UBB.Dev

[7.5.8] Better URL Sanitization for SEO

Posted By: isaac

[7.5.8] Better URL Sanitization for SEO - 03/18/2014 9:20 AM

Requirements:
1. Valid UBB.Threads 7.5.8 install and license.
2. The PATH_INFO environmental variable must be available for this feature to function properly.

About:
This mod converts UBBT's Spider-Friendly URL string to lower-case and strips it of HTML tags. It then uses php's regular expression "replace" to replace everything not a letter or a number with dashes (it also replaces spaces). Next, it replaces all double-dashes with a single dash (if the topic title string had "nom – nom nom" that previously would be four dashes – now it's just two) and then finally, it trims any extra dashes from the beginning and end of the string.

Example 1 -
BEFORE:
ubbthreads.php/topics/45/I_Like...._TURTLES!!!!.html
AFTER:
ubbthreads.php/topics/45/i-like-turtles.html

Example 2 -
BEFORE:
ubbthreads.php/topics/44/LoL,_?,_<,_>,_",_&,_,,_+,_|,_!,__,_#,_\,_^,_{,_},_=,_:,.html
AFTER:
ubbthreads.php/topics/44/lol.html

Warning:
If your forum's language uses any non UTF-8 characters, such as the Swedish å, ä and ö, they will be stripped. See Example 2 above.

Notes:
Using dashes/hyphens (-) rather than underscores (_) for spider-friendly URLs is the recommended format to follow and is this current standard rather than use the older style of underscores-for-spaces, which UBB.Threads uses. Some further reading on the use of hyphens (-) vs underscores (_):
http://www.ecreativeim.com/blog/2011/03/seo-basics-hyphen-or-underscore-for-seo-urls/

Quote
The short answer is that you should use a hyphen for your SEO URLs. Google treats a hyphen as a word separator, but does not treat an underscore that way. Google treats and underscore as a word joiner — so red_sneakers is the same as redsneakers to Google. This has been confirmed directly by Google themselves, including the fact that using dashes over underscores will have a (minor) ranking benefit.

Again, SEO URLs should use hyphens to separate words. Do not use underscores, do not try to use spaces, and do not smash all the words together intoonebigword.

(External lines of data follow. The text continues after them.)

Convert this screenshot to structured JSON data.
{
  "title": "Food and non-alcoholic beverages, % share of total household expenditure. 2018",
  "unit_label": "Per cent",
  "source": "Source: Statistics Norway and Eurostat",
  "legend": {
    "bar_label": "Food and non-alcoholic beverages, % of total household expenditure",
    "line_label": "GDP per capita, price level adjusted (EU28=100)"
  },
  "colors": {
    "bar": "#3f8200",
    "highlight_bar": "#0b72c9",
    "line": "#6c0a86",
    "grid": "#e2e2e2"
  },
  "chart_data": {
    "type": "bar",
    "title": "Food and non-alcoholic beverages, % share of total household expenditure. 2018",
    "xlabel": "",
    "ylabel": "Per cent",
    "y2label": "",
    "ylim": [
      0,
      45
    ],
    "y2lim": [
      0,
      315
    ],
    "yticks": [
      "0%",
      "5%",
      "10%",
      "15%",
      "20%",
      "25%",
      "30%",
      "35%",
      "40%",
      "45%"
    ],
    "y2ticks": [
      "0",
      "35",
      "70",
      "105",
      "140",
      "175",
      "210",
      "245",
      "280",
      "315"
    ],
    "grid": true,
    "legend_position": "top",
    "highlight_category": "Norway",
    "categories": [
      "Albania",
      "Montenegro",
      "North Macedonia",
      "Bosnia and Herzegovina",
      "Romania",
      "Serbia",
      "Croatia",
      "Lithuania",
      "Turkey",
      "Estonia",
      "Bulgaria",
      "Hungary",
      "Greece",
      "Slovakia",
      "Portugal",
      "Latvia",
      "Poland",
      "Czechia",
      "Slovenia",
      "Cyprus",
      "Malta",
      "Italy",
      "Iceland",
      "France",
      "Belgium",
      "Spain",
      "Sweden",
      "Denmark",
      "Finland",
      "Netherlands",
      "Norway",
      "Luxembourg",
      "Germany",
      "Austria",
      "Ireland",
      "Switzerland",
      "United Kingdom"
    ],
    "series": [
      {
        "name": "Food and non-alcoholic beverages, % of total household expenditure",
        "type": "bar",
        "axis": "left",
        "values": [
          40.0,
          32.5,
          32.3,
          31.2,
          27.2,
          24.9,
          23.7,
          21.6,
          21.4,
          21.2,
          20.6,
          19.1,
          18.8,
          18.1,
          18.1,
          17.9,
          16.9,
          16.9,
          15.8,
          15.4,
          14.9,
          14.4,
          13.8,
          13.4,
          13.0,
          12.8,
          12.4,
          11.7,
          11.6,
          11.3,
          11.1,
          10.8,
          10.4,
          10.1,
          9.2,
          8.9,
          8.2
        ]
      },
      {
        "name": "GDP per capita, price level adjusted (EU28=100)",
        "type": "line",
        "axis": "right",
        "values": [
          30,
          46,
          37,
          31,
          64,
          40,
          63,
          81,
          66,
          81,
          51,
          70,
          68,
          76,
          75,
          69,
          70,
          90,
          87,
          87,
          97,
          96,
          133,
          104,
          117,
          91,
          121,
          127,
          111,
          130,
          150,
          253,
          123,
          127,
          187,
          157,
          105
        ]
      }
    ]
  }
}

As of 2012, dashes are still the best way to optimize your SEO URLs.


A video answering the hyphen vs underscore SEO URL question by Matt Cutts.
Matthew "Matt" Cutts leads the Webspam team at Google, and works with the search quality team on search engine optimization issues
YouTube Video: https://www.youtube.com/watch?v=AQcSFsQyct8


How-To:
Confirm that Spider-friendly URLs are turned on:
Control Panel > Primary Settings > Advanced Options > Enable Spider-friendly URLs TICK-BOX
Optional: Tick also the "Enable HTML Extension" box.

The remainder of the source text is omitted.